My ultimate goal is to use a fast csv parser in C++. I have looked at the following libraries:
- https://github.com/ben-strasser/fast-cpp-csv-parser
- https://github.com/vincentlaucsb/csv-parser#integration
- https://github.com/p-ranav/csv2
I have also come across numerous stack-overflow questions regarding CSV Parsing such as:
- Fastest way to get data from a CSV in C++
- Parse very large CSV files with C++
- Reason behind speed of fread in data.table package in R
My understanding that the fastest way to CSV parse is to use C ( obviously ), memory mapping, and multi-threading.
I've tried many of the solutions above, with csv2
coming out the fastest (https://github.com/p-ranav/csv2)

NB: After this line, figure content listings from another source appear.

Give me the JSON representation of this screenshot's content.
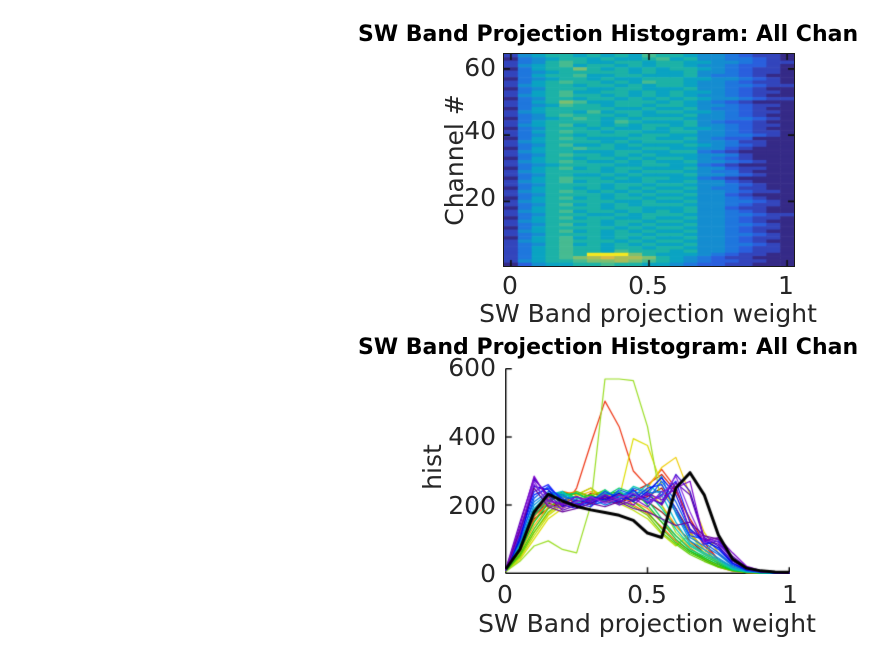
{
  "figure": {
    "background": "#ffffff",
    "axis_color": "#262626",
    "title_color": "#000000"
  },
  "chart_data": [
    {
      "type": "heatmap",
      "title": "SW Band Projection Histogram: All Chan",
      "xlabel": "SW Band projection weight",
      "ylabel": "Channel #",
      "xlim": [
        0,
        1
      ],
      "x_tick_labels": [
        "0",
        "0.5",
        "1"
      ],
      "y_tick_labels": [
        "20",
        "40",
        "60"
      ],
      "n_channels": 64,
      "n_bins": 21,
      "colormap": "parula",
      "palette": [
        "#352a87",
        "#3345bc",
        "#2a5fdd",
        "#1f77dd",
        "#158dd0",
        "#0aa3c2",
        "#1cb2a7",
        "#46bb91",
        "#7dbf70",
        "#aabd55",
        "#d8ba45",
        "#f4e821"
      ],
      "value_encoding": "each char is a hex digit 0-b indexing palette, low-to-high",
      "rows_top_to_bottom": [
        "145665656576654432110",
        "034566565567564433210",
        "134676556656655443211",
        "145675665656654432210",
        "035668656565665432110",
        "134566666565564432110",
        "135667556655564332100",
        "034566565566655443210",
        "135676656576654432110",
        "145665665656654433211",
        "034666556655564432100",
        "135675566565655432110",
        "145676656565654432100",
        "034665665656565443211",
        "135687556665654321000",
        "134576656656654432110",
        "035666665565564332100",
        "145665756656655432110",
        "134676665655564432100",
        "034567656566654433210",
        "135666657655564322100",
        "145675656566564432110",
        "034666565565655432100",
        "135676656655664432110",
        "134665666566554433210",
        "035676555665564322000",
        "145666656566654431100",
        "134675565655565432100",
        "035667665566554421000",
        "145665556655663210000",
        "134676656565554431000",
        "035665665656654321000",
        "145676556565564432100",
        "134566665566553210000",
        "035675656655564421100",
        "145666656566654331000",
        "134665565655564432100",
        "035676656566553210000",
        "145675665565564421000",
        "134666656656654432100",
        "035665656565564331100",
        "145676565656654432110",
        "134666656565564421000",
        "035675656656654432100",
        "145666665565564433210",
        "134675656566654432110",
        "035666656655564421100",
        "145675665656564432100",
        "134666556566654433211",
        "035675665565564432110",
        "145666656656654432100",
        "134675656565564433210",
        "035666665656654432110",
        "145675656565564432100",
        "134666656656654433210",
        "035675656565564432110",
        "145676665656654432100",
        "134675656565564433210",
        "135676656656654432110",
        "135676657666564432110",
        "135676bbb865554321100",
        "1356789a9986543211000",
        "145667889876543221100",
        "024556676655432211000"
      ]
    },
    {
      "type": "line",
      "title": "SW Band Projection Histogram: All Chan",
      "xlabel": "SW Band projection weight",
      "ylabel": "hist",
      "xlim": [
        0,
        1
      ],
      "ylim": [
        0,
        600
      ],
      "x_tick_labels": [
        "0",
        "0.5",
        "1"
      ],
      "y_tick_labels": [
        "0",
        "200",
        "400",
        "600"
      ],
      "x_start": 0,
      "x_step": 0.05,
      "legend": "none",
      "series": [
        {
          "color": "#881100",
          "line_width": 1.2,
          "values": [
            10,
            85,
            160,
            190,
            210,
            200,
            220,
            210,
            205,
            225,
            210,
            180,
            140,
            95,
            60,
            28,
            10,
            3,
            1,
            0,
            0
          ]
        },
        {
          "color": "#aa0000",
          "line_width": 1.2,
          "values": [
            12,
            95,
            175,
            205,
            195,
            215,
            205,
            220,
            230,
            215,
            225,
            250,
            190,
            120,
            70,
            32,
            12,
            4,
            1,
            1,
            0
          ]
        },
        {
          "color": "#dd1100",
          "line_width": 1.2,
          "values": [
            11,
            90,
            180,
            215,
            225,
            205,
            235,
            225,
            215,
            240,
            260,
            290,
            240,
            160,
            90,
            40,
            14,
            5,
            2,
            1,
            0
          ]
        },
        {
          "color": "#ee3311",
          "line_width": 1.2,
          "values": [
            10,
            80,
            170,
            200,
            190,
            250,
            380,
            505,
            430,
            300,
            255,
            305,
            250,
            150,
            80,
            40,
            18,
            8,
            3,
            1,
            1
          ]
        },
        {
          "color": "#ff6600",
          "line_width": 1.2,
          "values": [
            9,
            75,
            165,
            220,
            240,
            230,
            250,
            215,
            235,
            200,
            175,
            135,
            95,
            65,
            40,
            18,
            6,
            2,
            1,
            0,
            0
          ]
        },
        {
          "color": "#ff8800",
          "line_width": 1.2,
          "values": [
            8,
            70,
            155,
            210,
            230,
            240,
            220,
            235,
            225,
            210,
            190,
            150,
            110,
            75,
            45,
            22,
            8,
            2,
            1,
            0,
            0
          ]
        },
        {
          "color": "#ffaa00",
          "line_width": 1.2,
          "values": [
            7,
            60,
            140,
            195,
            215,
            225,
            240,
            230,
            210,
            230,
            245,
            200,
            140,
            90,
            55,
            30,
            10,
            3,
            1,
            0,
            0
          ]
        },
        {
          "color": "#eecc00",
          "line_width": 1.2,
          "values": [
            6,
            50,
            120,
            175,
            205,
            195,
            215,
            225,
            235,
            215,
            250,
            310,
            340,
            230,
            120,
            60,
            20,
            6,
            2,
            1,
            0
          ]
        },
        {
          "color": "#dddd00",
          "line_width": 1.2,
          "values": [
            5,
            40,
            100,
            160,
            190,
            210,
            230,
            240,
            220,
            395,
            375,
            260,
            180,
            120,
            70,
            35,
            12,
            4,
            2,
            1,
            0
          ]
        },
        {
          "color": "#bbdd00",
          "line_width": 1.2,
          "values": [
            6,
            45,
            110,
            170,
            200,
            230,
            250,
            220,
            205,
            185,
            160,
            115,
            80,
            115,
            60,
            30,
            10,
            4,
            1,
            0,
            0
          ]
        },
        {
          "color": "#99dd22",
          "line_width": 1.2,
          "values": [
            5,
            35,
            80,
            95,
            70,
            60,
            200,
            570,
            570,
            565,
            430,
            200,
            120,
            80,
            60,
            105,
            40,
            10,
            3,
            1,
            0
          ]
        },
        {
          "color": "#66cc00",
          "line_width": 1.2,
          "values": [
            7,
            50,
            120,
            180,
            210,
            240,
            225,
            245,
            215,
            195,
            170,
            120,
            85,
            55,
            35,
            18,
            7,
            2,
            1,
            0,
            0
          ]
        },
        {
          "color": "#33cc00",
          "line_width": 1.2,
          "values": [
            6,
            55,
            130,
            190,
            225,
            235,
            215,
            230,
            240,
            210,
            180,
            130,
            90,
            60,
            40,
            20,
            8,
            3,
            1,
            0,
            0
          ]
        },
        {
          "color": "#00cc22",
          "line_width": 1.2,
          "values": [
            8,
            65,
            150,
            205,
            240,
            220,
            230,
            210,
            225,
            245,
            200,
            150,
            100,
            65,
            45,
            25,
            9,
            3,
            1,
            0,
            0
          ]
        },
        {
          "color": "#00cc66",
          "line_width": 1.2,
          "values": [
            7,
            75,
            170,
            215,
            230,
            235,
            215,
            225,
            250,
            235,
            215,
            160,
            110,
            70,
            50,
            30,
            10,
            4,
            1,
            1,
            0
          ]
        },
        {
          "color": "#00ccaa",
          "line_width": 1.2,
          "values": [
            10,
            80,
            180,
            225,
            235,
            220,
            210,
            245,
            215,
            255,
            240,
            190,
            130,
            80,
            55,
            35,
            12,
            4,
            2,
            1,
            0
          ]
        },
        {
          "color": "#00bbcc",
          "line_width": 1.2,
          "values": [
            8,
            85,
            190,
            230,
            240,
            205,
            220,
            215,
            240,
            225,
            260,
            230,
            150,
            85,
            60,
            40,
            15,
            5,
            2,
            1,
            0
          ]
        },
        {
          "color": "#0099dd",
          "line_width": 1.2,
          "values": [
            9,
            90,
            200,
            235,
            225,
            215,
            205,
            235,
            225,
            240,
            230,
            285,
            175,
            95,
            70,
            45,
            18,
            6,
            2,
            1,
            0
          ]
        },
        {
          "color": "#0077e6",
          "line_width": 1.2,
          "values": [
            7,
            105,
            210,
            240,
            230,
            210,
            220,
            200,
            215,
            250,
            235,
            240,
            180,
            105,
            80,
            55,
            22,
            8,
            3,
            1,
            0
          ]
        },
        {
          "color": "#0055ee",
          "line_width": 1.2,
          "values": [
            10,
            95,
            220,
            255,
            215,
            225,
            200,
            210,
            245,
            230,
            215,
            270,
            210,
            125,
            90,
            60,
            25,
            8,
            3,
            1,
            1
          ]
        },
        {
          "color": "#0033ff",
          "line_width": 1.2,
          "values": [
            9,
            110,
            230,
            250,
            220,
            195,
            210,
            240,
            220,
            215,
            250,
            260,
            190,
            110,
            100,
            70,
            28,
            10,
            4,
            2,
            1
          ]
        },
        {
          "color": "#1a1aff",
          "line_width": 1.2,
          "values": [
            11,
            125,
            240,
            260,
            210,
            205,
            195,
            230,
            205,
            245,
            205,
            230,
            270,
            150,
            85,
            95,
            40,
            14,
            6,
            3,
            1
          ]
        },
        {
          "color": "#0000e6",
          "line_width": 1.2,
          "values": [
            8,
            100,
            255,
            245,
            200,
            190,
            225,
            215,
            235,
            210,
            240,
            280,
            230,
            130,
            95,
            75,
            30,
            10,
            4,
            2,
            1
          ]
        },
        {
          "color": "#3300cc",
          "line_width": 1.2,
          "values": [
            10,
            115,
            275,
            230,
            195,
            215,
            205,
            225,
            210,
            230,
            220,
            205,
            290,
            240,
            105,
            80,
            35,
            12,
            5,
            2,
            1
          ]
        },
        {
          "color": "#5d00b8",
          "line_width": 1.2,
          "values": [
            12,
            150,
            280,
            225,
            185,
            200,
            215,
            220,
            200,
            215,
            230,
            200,
            265,
            230,
            100,
            85,
            50,
            18,
            7,
            3,
            1
          ]
        },
        {
          "color": "#6f10d0",
          "line_width": 1.2,
          "values": [
            9,
            130,
            260,
            210,
            205,
            195,
            220,
            210,
            230,
            220,
            195,
            240,
            255,
            120,
            110,
            90,
            40,
            12,
            5,
            2,
            1
          ]
        },
        {
          "color": "#7a00cc",
          "line_width": 1.2,
          "values": [
            10,
            140,
            285,
            215,
            200,
            225,
            210,
            230,
            215,
            200,
            235,
            215,
            250,
            270,
            95,
            105,
            60,
            20,
            8,
            4,
            2
          ]
        },
        {
          "color": "#8a2be2",
          "line_width": 1.2,
          "values": [
            8,
            120,
            270,
            200,
            190,
            210,
            225,
            205,
            220,
            235,
            210,
            225,
            285,
            180,
            90,
            100,
            45,
            15,
            6,
            3,
            2
          ]
        },
        {
          "color": "#660099",
          "line_width": 1.2,
          "values": [
            8,
            125,
            250,
            195,
            180,
            190,
            205,
            195,
            210,
            190,
            180,
            160,
            140,
            150,
            110,
            100,
            45,
            14,
            5,
            2,
            1
          ]
        },
        {
          "color": "#000000",
          "line_width": 3,
          "values": [
            12,
            70,
            180,
            232,
            212,
            196,
            186,
            178,
            170,
            155,
            118,
            105,
            250,
            295,
            230,
            112,
            42,
            15,
            7,
            4,
            3
          ]
        }
      ]
    }
  ]
}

But none of these are even close to data.table
's fread
. I have tried looking through their source code (https://github.com/Rdatatable/data.table) to try and extract the fread
implementation in C. But I am struggling to incorporate it into my C++ code.
I believe the relevant files are:
dt_stdio.h
,fread.c
,fread.h
, andmyomp.h
I was wondering if there was an easy way to compile the existing data.table solution into my C++ codebase.

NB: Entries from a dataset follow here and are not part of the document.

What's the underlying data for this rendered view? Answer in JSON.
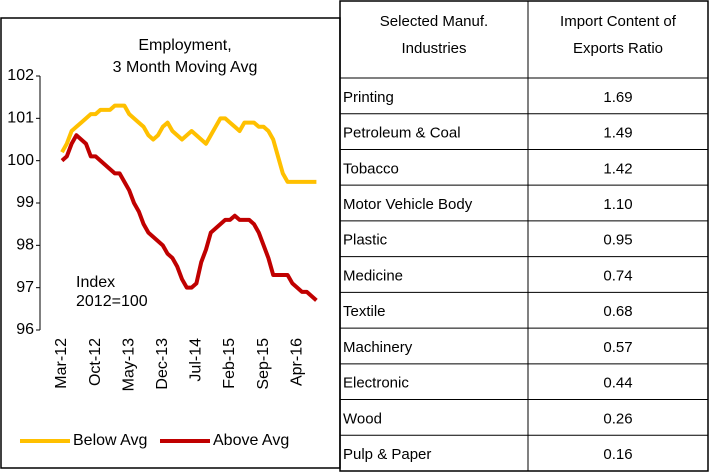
{
  "chart_data": {
    "type": "line",
    "title": "Employment,",
    "subtitle": "3 Month Moving Avg",
    "annotations": [
      "Index",
      "2012=100"
    ],
    "categories": [
      "Mar-12",
      null,
      null,
      null,
      null,
      null,
      null,
      "Oct-12",
      null,
      null,
      null,
      null,
      null,
      null,
      "May-13",
      null,
      null,
      null,
      null,
      null,
      null,
      "Dec-13",
      null,
      null,
      null,
      null,
      null,
      null,
      "Jul-14",
      null,
      null,
      null,
      null,
      null,
      null,
      "Feb-15",
      null,
      null,
      null,
      null,
      null,
      null,
      "Sep-15",
      null,
      null,
      null,
      null,
      null,
      null,
      "Apr-16",
      null,
      null,
      null,
      null
    ],
    "series": [
      {
        "name": "Below Avg",
        "color": "#ffc000",
        "values": [
          100.2,
          100.4,
          100.7,
          100.8,
          100.9,
          101.0,
          101.1,
          101.1,
          101.2,
          101.2,
          101.2,
          101.3,
          101.3,
          101.3,
          101.1,
          101.0,
          100.9,
          100.8,
          100.6,
          100.5,
          100.6,
          100.8,
          100.9,
          100.7,
          100.6,
          100.5,
          100.6,
          100.7,
          100.6,
          100.5,
          100.4,
          100.6,
          100.8,
          101.0,
          101.0,
          100.9,
          100.8,
          100.7,
          100.9,
          100.9,
          100.9,
          100.8,
          100.8,
          100.7,
          100.5,
          100.1,
          99.7,
          99.5,
          99.5,
          99.5,
          99.5,
          99.5,
          99.5,
          99.5
        ]
      },
      {
        "name": "Above Avg",
        "color": "#c00000",
        "values": [
          100.0,
          100.1,
          100.4,
          100.6,
          100.5,
          100.4,
          100.1,
          100.1,
          100.0,
          99.9,
          99.8,
          99.7,
          99.7,
          99.5,
          99.3,
          99.0,
          98.8,
          98.5,
          98.3,
          98.2,
          98.1,
          98.0,
          97.8,
          97.7,
          97.5,
          97.2,
          97.0,
          97.0,
          97.1,
          97.6,
          97.9,
          98.3,
          98.4,
          98.5,
          98.6,
          98.6,
          98.7,
          98.6,
          98.6,
          98.6,
          98.5,
          98.3,
          98.0,
          97.7,
          97.3,
          97.3,
          97.3,
          97.3,
          97.1,
          97.0,
          96.9,
          96.9,
          96.8,
          96.7
        ]
      }
    ],
    "ylim": [
      96,
      102
    ],
    "yticks": [
      96,
      97,
      98,
      99,
      100,
      101,
      102
    ]
  },
  "table": {
    "header": [
      [
        "Selected Manuf.",
        "Industries"
      ],
      [
        "Import Content of",
        "Exports Ratio"
      ]
    ],
    "rows": [
      [
        "Printing",
        "1.69"
      ],
      [
        "Petroleum & Coal",
        "1.49"
      ],
      [
        "Tobacco",
        "1.42"
      ],
      [
        "Motor Vehicle Body",
        "1.10"
      ],
      [
        "Plastic",
        "0.95"
      ],
      [
        "Medicine",
        "0.74"
      ],
      [
        "Textile",
        "0.68"
      ],
      [
        "Machinery",
        "0.57"
      ],
      [
        "Electronic",
        "0.44"
      ],
      [
        "Wood",
        "0.26"
      ],
      [
        "Pulp & Paper",
        "0.16"
      ]
    ]
  }
}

I think my best solution so far is using csv2
(https://github.com/p-ranav/csv2). This gives very fast memory mapping time. I am struggling with parsing it quickly enough. Even if I just loop through the rows as in their documentation, my time goes to 2 seconds
csv2::Reader<csv2::delimiter<','>,
csv2::quote_character<'"'>,
csv2::first_row_is_header<true>,
csv2::trim_policy::trim_whitespace> csv;
if (csv.mmap(file_name)) {
const auto header = csv.header();
for (const auto &row: csv) {
// if i only loop through rows --> 2 seconds
for (const auto &cell: row) {
// if i run both loops which is probably necessary for parsing --> 17 seconds
// Do something with cell value
// std::string value;
// cell.read_value(value);
}
}
}
EDIT::
I am using G++ 11.2.0 on Windows.
my G++ -O option flag was set to 0 previously. changing it to -O3 improved performance ( @Alan Birtles).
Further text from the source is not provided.